As we waited for the vet to return with some medications (Lola was given anti-nausea medication for chemotherapy patients!) I stood in the consultation room sobbing. I was desperate for Lola to feel better. It’s been awful knowing she’s had such a terrible life being neglected and abused, bred for her puppies before being palmed off because she was no longer valuable to the breeder (re-think where you get your animals from people). My dream for her is to have a happy, healthy rest of her life, putting that trauma behind her. And so seeing little miss still unwell was so upsetting.

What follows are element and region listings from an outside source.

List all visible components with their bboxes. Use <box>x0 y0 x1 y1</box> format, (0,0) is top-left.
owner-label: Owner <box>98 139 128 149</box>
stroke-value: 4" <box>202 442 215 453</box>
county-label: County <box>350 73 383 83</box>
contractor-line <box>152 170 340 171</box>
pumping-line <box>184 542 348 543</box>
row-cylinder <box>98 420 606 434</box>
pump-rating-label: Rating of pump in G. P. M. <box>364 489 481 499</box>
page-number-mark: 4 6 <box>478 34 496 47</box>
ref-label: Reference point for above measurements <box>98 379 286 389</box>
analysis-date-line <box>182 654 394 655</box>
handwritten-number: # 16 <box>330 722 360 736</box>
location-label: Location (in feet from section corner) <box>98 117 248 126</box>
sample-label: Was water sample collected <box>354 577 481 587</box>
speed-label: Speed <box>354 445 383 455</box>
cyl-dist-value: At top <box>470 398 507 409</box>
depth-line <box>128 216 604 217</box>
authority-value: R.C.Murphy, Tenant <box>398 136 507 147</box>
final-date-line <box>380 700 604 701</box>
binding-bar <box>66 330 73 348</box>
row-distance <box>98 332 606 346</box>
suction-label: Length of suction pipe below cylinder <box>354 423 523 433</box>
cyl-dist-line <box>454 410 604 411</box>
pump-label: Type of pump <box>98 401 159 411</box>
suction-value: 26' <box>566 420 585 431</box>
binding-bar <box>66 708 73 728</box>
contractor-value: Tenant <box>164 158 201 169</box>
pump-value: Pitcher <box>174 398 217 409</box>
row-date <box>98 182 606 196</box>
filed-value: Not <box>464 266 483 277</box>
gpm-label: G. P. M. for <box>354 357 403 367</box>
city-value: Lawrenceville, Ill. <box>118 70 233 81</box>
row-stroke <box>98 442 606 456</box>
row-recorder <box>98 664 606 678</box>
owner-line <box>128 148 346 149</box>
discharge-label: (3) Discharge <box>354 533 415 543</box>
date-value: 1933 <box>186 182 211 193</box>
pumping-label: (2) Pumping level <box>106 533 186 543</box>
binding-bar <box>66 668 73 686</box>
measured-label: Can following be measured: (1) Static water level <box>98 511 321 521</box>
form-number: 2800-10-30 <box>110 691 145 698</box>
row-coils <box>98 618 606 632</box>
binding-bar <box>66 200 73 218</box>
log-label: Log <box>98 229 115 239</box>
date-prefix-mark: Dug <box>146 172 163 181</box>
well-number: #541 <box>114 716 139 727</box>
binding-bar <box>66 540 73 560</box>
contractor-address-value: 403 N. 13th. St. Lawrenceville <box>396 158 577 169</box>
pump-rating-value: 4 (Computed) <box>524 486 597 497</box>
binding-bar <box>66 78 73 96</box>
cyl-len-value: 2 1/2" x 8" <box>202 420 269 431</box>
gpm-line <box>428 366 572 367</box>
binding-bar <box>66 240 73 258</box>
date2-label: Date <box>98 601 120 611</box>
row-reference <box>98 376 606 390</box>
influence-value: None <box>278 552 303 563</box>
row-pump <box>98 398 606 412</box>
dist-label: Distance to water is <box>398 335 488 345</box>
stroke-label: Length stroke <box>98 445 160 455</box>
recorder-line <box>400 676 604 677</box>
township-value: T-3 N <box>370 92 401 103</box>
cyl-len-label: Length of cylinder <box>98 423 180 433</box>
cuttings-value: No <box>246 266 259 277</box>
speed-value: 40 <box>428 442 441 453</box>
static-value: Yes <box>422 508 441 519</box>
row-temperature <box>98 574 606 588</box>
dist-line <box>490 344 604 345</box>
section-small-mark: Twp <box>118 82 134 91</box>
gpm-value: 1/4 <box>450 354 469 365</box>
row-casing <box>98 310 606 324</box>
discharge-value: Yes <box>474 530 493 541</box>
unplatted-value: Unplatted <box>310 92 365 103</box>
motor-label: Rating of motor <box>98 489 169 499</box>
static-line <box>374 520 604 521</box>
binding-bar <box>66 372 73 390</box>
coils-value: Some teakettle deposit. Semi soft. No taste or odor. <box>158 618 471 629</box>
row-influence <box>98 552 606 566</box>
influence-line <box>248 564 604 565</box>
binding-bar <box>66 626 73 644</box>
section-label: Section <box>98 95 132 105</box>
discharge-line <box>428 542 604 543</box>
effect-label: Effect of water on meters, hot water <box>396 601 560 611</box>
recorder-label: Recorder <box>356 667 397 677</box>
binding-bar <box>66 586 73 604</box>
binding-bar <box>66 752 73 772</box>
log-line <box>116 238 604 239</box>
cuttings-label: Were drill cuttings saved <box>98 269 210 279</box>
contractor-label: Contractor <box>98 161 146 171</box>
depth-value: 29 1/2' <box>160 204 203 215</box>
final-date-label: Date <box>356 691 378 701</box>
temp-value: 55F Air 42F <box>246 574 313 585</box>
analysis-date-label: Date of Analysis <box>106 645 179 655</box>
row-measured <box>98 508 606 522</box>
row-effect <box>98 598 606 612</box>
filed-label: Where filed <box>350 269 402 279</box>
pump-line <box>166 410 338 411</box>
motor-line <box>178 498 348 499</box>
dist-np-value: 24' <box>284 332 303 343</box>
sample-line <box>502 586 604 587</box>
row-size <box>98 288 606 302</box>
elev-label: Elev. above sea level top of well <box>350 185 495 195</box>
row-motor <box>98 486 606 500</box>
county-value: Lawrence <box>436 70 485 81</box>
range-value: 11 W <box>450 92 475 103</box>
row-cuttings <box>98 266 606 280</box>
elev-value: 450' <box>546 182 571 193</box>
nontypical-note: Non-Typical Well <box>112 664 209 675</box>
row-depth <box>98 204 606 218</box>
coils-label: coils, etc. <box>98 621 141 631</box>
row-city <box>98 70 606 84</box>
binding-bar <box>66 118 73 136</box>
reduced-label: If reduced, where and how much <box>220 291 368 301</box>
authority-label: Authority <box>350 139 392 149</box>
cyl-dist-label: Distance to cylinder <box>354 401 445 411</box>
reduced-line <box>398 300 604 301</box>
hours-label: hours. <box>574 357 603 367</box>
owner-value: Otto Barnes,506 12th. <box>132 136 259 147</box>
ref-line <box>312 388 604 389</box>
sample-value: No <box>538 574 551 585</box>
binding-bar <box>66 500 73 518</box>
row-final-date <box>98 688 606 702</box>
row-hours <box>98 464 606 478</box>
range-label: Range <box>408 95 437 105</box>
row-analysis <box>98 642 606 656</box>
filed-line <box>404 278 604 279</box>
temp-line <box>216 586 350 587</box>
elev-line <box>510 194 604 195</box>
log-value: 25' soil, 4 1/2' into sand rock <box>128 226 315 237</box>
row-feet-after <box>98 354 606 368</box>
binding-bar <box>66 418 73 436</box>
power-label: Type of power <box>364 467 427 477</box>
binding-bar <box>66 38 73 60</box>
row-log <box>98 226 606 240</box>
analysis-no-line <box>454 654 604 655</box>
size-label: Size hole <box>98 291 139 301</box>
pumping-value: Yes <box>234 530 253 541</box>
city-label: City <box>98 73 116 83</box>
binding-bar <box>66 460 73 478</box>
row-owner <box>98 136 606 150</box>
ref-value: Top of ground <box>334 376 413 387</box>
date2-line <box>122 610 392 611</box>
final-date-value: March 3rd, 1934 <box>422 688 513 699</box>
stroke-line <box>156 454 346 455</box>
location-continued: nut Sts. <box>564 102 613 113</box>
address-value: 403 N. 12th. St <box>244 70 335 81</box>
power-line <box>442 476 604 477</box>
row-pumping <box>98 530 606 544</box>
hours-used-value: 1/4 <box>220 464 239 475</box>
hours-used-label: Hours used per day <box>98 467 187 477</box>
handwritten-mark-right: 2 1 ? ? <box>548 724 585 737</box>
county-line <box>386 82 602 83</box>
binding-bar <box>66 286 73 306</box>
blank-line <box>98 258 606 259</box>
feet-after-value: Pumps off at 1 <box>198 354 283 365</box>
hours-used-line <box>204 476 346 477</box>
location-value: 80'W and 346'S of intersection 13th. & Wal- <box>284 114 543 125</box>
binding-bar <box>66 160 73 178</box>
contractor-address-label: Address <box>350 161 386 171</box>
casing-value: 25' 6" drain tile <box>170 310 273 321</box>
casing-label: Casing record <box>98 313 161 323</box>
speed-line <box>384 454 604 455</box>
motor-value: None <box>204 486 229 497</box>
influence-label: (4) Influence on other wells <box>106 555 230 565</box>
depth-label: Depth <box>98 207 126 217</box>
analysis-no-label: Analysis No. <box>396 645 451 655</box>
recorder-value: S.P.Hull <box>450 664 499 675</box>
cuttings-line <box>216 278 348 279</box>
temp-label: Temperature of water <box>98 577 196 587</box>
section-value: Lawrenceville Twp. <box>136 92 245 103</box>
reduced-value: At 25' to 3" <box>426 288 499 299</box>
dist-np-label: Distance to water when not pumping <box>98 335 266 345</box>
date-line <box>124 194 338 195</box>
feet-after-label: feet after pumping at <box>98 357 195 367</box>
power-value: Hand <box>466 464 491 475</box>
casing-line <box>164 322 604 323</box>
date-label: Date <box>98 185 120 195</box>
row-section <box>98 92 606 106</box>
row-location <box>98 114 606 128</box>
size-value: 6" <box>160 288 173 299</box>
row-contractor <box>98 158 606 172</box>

As I sat with tears in my eyes and a feeling of being completely hopeless, Owen said to me – “Jessica, remember to breathe.” He was using my words to remind me of my own teachings. And he was right. I needed to slow down and breathe. As I did this, the thoughts began to slow, the panic became less and my mind became more rational, logical.
This got me thinking. Yoga is not going to fix everything. It is not a band-aid solution for the troubles we have in our lives, nor will it mean we no longer have a care in the world. Not at all. Rather, yoga is a tool to help us get through these difficult times. To be more present in every moment of every day – whether that be a ‘good’ day or a ‘bad’ day. Yoga can help us to pull through when we need that extra bit of support. In short – yoga wont stop the experience or event from happening, but it will change how we deal with that experience or event.
Thinking back to the very first time I sat in the emergency room as Lola was rushed into the hospital, I sat staring at the photo of these four flamingoes up on the wall. A black and white image of these elegant birds all perfectly aligned. My breath was out of control. I was on the verge of hyperventilating because I was that scared and upset, until I remembered. Breathe. Whilst the tears still streamed down my face, with my breath under control my heart began to slow, my thoughts became clearer and I was able to calm down. The situation hadn’t changed, but I was dealing with it better. What happened next was out of my hands. I just needed to be strong for her and accept that what will be will be. To be patient and wait, and do my very best not to fall into the darkest corners of my mind – where I naturally wanted to go.
Pain will always exist. It is a fact of life which is why we can appreciate beauty and the special moments so much more. We waste so much time worrying about the things we cannot control. The petty things that, at the end of the day mean nothing.
Yoga taught me to let go of the petty stuff. To cultivate love, kindness and gratitude. Why? Because this is all that matters at the end of the day. Stress, worry and anxiety is only life taking. I use to take my life for granted but yoga changed that. It taught me to see the world as it is. To appreciate every little detail – the good and the bad. Whilst seeing little miss unwell is awful, it is a reminder to appreciate every moment we get to spend together. Every little snort she does, the snuggles at night, the walks at the park, taking her to the toilet in the middle of the freezing cold night. This is all special. Why? Because she is alive and healing, and what more could we ask for.